Grieg’s early compositional voice was very Romantic in style. Once out of the Conservatory, Grieg’s folk influences is most prevalent in his use of harmony which continued to evolve throughout his career. Much of his early music found inspiration from his wife, Nina, whom Grieg described in a letter to his biographer as “the only genuine interpreter of [his] songs.” In middle age, an Impressionist influence found its way into Grieg’s compositions with it being most visible in some of his later works in the 1890’s.
In 1858 his parents sent him to the Leipzig Conservatory to begin continue his musical studies. After a quick dislike of his first teacher, Grieg petitioned to be reassigned to a different piano instructor. Wenzel was a close friend and champion of Schumann who instilled in the new pupil a love for Schumann that would resonate throughout his life.
In 1860 Grieg fell ill and as a result developed respiratory troubles which would plague the rest of his life. He spent the summer in Norway with his family to recuperate from the illness and returned to the Conservatory in the fall. He formally left the school in the spring of 1862 and returned to Norway. Feeling that his musical training was not complete, Grieg relocated to Copenhagen.
In 1864, Ole Bull introduced Grieg to Norwegian folk music and the composer began to develop an enthusiasm for Norwegian culture. Despite having grown up in Norway, Grieg’s placement in the middle class along with his family’s traditions had exposed him to mainly Dutch culture and very little Norwegian.
During the following years Grieg gained himself the support and encouragement of Liszt, government funding for an Italian tour, discovered Lindeman’s folksong collection Aeldre og nyere norske fjeldmelodier, and began collaborating with Bjørnson on a number of vocal pieces as well as making plans with him for an opera with a Norwegian subject (which was eventually abandoned). Grieg began to write incidental music for Peer Gynt by the invitation of Ibsen and, as it required more time than he originally anticipated, received a government grant allowing him the freedom to compose and finally completed the score by 1875 with its first stage performance taking place in early 1876.

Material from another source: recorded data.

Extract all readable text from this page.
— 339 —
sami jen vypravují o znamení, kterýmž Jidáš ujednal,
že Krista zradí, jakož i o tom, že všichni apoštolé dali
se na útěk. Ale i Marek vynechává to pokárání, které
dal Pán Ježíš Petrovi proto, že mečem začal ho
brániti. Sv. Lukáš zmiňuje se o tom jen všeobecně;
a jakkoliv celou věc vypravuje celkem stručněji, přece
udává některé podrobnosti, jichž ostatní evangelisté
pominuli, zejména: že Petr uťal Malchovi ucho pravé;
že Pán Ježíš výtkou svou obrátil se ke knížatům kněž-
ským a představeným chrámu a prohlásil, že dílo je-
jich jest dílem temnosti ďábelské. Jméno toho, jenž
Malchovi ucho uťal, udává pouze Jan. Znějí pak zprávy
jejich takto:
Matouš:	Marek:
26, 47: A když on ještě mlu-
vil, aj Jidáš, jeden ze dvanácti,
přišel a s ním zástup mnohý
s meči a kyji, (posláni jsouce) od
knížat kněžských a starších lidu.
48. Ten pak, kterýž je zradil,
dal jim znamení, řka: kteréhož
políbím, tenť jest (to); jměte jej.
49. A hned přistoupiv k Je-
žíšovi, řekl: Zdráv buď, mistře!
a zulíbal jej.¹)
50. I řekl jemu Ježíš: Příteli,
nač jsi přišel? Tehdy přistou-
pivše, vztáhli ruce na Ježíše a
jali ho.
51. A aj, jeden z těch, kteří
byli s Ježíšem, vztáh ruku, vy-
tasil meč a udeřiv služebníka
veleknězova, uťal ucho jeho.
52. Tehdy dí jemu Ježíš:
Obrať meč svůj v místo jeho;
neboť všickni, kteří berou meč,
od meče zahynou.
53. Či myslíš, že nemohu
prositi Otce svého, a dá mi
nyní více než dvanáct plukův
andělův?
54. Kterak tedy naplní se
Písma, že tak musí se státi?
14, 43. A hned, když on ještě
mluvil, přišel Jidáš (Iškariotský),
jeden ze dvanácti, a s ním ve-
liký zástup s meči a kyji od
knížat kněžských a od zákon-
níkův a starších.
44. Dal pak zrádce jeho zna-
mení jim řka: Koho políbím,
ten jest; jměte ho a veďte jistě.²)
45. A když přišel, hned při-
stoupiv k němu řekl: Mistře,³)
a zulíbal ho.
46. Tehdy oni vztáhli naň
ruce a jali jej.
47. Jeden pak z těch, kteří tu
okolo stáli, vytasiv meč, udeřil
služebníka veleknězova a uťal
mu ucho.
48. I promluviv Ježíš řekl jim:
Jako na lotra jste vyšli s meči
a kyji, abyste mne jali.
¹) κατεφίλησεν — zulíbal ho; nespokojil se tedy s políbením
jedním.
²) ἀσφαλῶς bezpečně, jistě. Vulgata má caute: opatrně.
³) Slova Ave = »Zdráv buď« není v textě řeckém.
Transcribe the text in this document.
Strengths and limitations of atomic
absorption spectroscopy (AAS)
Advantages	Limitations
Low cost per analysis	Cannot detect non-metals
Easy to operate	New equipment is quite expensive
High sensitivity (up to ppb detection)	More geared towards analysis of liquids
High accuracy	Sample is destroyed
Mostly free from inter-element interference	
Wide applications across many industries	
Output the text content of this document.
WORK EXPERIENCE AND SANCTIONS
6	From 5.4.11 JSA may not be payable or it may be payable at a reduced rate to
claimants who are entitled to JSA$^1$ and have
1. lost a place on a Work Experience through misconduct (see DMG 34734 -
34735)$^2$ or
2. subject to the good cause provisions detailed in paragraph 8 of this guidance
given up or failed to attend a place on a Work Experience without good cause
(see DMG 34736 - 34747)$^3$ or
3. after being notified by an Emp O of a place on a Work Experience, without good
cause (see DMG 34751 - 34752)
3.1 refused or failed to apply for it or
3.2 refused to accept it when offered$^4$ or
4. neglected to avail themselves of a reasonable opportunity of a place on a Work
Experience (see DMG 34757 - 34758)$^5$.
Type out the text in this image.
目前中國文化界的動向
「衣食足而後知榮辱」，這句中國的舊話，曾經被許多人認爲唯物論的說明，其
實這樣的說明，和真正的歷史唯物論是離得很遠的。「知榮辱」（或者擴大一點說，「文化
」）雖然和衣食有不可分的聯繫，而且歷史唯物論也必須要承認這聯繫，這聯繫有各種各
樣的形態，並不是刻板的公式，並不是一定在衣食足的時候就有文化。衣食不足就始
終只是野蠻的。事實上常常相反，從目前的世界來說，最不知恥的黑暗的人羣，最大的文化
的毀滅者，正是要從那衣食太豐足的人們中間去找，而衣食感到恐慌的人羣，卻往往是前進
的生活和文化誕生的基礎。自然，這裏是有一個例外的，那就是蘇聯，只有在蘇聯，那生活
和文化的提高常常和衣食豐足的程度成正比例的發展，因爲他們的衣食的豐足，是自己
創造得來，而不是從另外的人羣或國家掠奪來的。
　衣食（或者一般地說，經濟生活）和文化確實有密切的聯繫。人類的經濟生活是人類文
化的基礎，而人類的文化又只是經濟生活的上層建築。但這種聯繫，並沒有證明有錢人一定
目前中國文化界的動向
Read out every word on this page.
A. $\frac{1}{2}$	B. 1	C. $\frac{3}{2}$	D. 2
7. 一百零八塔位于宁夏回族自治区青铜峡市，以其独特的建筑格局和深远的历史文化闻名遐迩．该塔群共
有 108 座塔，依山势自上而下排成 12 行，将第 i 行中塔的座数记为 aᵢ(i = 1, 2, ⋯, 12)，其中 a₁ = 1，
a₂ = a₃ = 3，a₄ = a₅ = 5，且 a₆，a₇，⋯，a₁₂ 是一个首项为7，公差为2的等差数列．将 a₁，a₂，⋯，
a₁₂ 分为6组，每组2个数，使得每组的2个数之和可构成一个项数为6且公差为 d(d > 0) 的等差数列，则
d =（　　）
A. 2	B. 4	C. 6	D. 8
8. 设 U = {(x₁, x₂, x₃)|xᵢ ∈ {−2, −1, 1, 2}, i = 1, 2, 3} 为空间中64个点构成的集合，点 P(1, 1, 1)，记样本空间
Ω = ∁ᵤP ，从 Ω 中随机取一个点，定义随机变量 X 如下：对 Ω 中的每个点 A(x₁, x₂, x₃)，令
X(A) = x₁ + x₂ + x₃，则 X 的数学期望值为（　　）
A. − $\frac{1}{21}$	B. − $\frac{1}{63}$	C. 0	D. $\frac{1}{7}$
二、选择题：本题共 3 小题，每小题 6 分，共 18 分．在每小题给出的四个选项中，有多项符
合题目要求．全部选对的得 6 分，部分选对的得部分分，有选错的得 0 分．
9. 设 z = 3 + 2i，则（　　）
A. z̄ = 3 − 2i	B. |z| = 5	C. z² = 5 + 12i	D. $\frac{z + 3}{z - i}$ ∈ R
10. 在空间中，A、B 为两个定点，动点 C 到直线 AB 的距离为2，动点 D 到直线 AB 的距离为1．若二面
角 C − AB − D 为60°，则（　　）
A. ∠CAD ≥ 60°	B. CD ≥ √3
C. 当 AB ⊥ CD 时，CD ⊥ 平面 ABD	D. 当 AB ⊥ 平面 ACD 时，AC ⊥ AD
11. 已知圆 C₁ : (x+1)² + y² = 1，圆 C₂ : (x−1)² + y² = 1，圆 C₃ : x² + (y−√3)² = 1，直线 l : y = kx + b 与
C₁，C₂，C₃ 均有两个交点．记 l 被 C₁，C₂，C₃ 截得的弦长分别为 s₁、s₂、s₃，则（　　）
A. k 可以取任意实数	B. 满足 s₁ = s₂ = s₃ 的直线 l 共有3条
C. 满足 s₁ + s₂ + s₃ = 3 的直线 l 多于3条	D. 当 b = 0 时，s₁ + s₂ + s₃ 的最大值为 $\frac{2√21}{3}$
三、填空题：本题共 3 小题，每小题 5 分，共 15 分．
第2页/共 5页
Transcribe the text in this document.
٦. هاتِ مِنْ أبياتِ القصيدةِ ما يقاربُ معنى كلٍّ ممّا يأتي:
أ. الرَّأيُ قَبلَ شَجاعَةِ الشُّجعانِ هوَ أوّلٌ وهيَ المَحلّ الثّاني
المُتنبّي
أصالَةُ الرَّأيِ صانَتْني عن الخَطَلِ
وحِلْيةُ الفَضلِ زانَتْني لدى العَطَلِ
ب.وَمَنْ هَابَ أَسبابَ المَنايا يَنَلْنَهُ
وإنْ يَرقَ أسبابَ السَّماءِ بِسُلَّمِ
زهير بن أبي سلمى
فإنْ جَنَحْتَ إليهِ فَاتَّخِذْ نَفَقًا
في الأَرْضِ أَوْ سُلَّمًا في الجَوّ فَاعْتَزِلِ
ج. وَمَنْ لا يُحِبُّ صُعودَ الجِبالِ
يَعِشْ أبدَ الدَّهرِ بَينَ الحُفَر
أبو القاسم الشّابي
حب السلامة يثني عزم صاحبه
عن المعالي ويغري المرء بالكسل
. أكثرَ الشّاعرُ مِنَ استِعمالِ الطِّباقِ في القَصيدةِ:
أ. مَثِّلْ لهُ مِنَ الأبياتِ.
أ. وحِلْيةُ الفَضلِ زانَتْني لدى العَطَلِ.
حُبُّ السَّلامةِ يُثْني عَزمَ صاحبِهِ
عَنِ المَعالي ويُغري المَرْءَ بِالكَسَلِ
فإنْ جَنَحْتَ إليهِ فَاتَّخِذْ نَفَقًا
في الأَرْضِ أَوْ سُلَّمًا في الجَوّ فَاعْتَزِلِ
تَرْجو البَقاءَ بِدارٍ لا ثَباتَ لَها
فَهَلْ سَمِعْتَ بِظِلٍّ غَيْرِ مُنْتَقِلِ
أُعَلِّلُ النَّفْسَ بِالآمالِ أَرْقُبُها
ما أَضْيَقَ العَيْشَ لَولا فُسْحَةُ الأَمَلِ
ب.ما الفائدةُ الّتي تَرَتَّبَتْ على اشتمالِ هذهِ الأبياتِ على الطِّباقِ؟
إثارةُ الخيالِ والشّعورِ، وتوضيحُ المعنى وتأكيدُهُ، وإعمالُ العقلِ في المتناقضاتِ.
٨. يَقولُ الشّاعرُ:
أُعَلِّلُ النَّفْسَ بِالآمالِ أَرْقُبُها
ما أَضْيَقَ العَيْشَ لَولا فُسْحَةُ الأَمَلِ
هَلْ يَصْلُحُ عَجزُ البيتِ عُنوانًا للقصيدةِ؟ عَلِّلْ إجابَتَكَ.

As his personal life became strained in 1883, so was his work as a composer. He left his wife and began a long concert tour. A year later, family friends were able to reconcile the couple. After a four month trip to Rome, the couple settled at Troldhaugen where they built a new home and it became their home for the remainder of Grieg’s life. The last twenty years of Grieg’s life was quite routine: Spring and early Summer were mostly spent composing new works and revising old, late Summer would be a tour on foot through the mountains, and concert tours occupied Autumn and Winter where he would only perform his own music.